Capitu — até então bem casada com Otelo — deixou de lado convenções, regras e assumiu a paixão pelo amante. Escancarou. Há uma semana, desafiou todos os limites que dificultavam seu encontro com o amado. Pula num lago com três metros de profundidade e, numa atitude que intrigou os biólogos do Zoo, perdeu o medo d’água e, pasmem, aprendeu a nadar para atravessar os seis metros que separam a sua ilha e a do amante.

 

Até há alguns dias, nadava meio apreensiva. Tinha receio de enfrentar o lago. Agora, mais dona de si e louca de paixão, nada sempre que sente saudade de Eliseu, o amante que ficou viúvo, solitário e confinando numa ilha há dois anos.

 

Otelo, o marido, rodopia pela ilha.

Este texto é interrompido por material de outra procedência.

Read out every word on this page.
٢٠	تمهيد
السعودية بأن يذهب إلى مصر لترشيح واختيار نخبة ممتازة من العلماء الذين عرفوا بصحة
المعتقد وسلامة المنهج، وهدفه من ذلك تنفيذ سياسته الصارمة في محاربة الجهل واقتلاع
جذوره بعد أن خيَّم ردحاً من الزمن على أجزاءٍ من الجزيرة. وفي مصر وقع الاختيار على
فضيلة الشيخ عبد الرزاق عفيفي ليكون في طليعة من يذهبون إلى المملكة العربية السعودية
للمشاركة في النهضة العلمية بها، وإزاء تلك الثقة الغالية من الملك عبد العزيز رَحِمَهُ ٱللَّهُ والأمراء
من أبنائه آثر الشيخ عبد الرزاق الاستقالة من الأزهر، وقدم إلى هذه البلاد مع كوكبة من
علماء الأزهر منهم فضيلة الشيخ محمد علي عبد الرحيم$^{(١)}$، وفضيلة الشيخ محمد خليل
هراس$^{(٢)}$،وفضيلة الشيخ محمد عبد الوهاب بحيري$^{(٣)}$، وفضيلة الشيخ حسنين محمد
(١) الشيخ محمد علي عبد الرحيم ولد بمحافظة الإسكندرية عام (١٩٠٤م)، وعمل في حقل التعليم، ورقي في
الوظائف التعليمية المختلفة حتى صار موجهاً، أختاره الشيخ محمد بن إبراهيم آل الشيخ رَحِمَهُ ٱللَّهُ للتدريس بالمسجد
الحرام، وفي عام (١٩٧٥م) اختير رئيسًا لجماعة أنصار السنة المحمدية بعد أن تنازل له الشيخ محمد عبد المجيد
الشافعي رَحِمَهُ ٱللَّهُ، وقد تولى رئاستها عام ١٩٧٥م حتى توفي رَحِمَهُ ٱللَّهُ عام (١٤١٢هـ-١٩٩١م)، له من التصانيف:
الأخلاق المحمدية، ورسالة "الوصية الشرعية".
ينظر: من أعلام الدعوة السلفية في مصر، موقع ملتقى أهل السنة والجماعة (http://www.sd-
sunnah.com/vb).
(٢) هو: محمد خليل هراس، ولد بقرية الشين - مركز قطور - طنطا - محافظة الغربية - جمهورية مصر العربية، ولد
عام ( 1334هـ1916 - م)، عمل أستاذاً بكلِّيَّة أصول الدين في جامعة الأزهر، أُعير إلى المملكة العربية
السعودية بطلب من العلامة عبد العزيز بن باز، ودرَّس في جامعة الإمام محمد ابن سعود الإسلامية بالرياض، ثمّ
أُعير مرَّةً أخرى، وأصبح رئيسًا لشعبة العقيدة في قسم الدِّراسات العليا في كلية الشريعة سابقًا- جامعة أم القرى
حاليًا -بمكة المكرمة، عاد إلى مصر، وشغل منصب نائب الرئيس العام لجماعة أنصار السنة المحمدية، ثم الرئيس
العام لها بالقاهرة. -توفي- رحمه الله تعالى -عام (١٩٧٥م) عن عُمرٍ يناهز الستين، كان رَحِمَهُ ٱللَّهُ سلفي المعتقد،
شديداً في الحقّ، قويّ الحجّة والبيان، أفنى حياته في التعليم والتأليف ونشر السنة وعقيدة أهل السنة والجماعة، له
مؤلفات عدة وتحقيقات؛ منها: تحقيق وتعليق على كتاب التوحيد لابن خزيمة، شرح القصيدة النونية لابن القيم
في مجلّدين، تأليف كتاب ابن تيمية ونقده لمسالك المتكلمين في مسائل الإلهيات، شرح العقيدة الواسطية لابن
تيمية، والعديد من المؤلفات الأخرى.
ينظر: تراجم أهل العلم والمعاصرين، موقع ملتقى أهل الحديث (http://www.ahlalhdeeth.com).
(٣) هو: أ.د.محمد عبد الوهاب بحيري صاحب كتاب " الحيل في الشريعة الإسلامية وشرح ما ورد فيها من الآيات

Contorce-se de raiva. De longe, encara a companheira e assiste ao chamego do mais novo casal. Eliseu acaricia Capitu, que se derrete toda e faz cara de difícil. Só no começo.

 

Em seguida, já completamente desinibida, entrega-se às carícias do amante. Até Deus duvida. Capitu parece insaciável. Eliseu pede arrego e corre da amante. Ela o persegue. Cansado de guerra, o macaco entrega os pontos.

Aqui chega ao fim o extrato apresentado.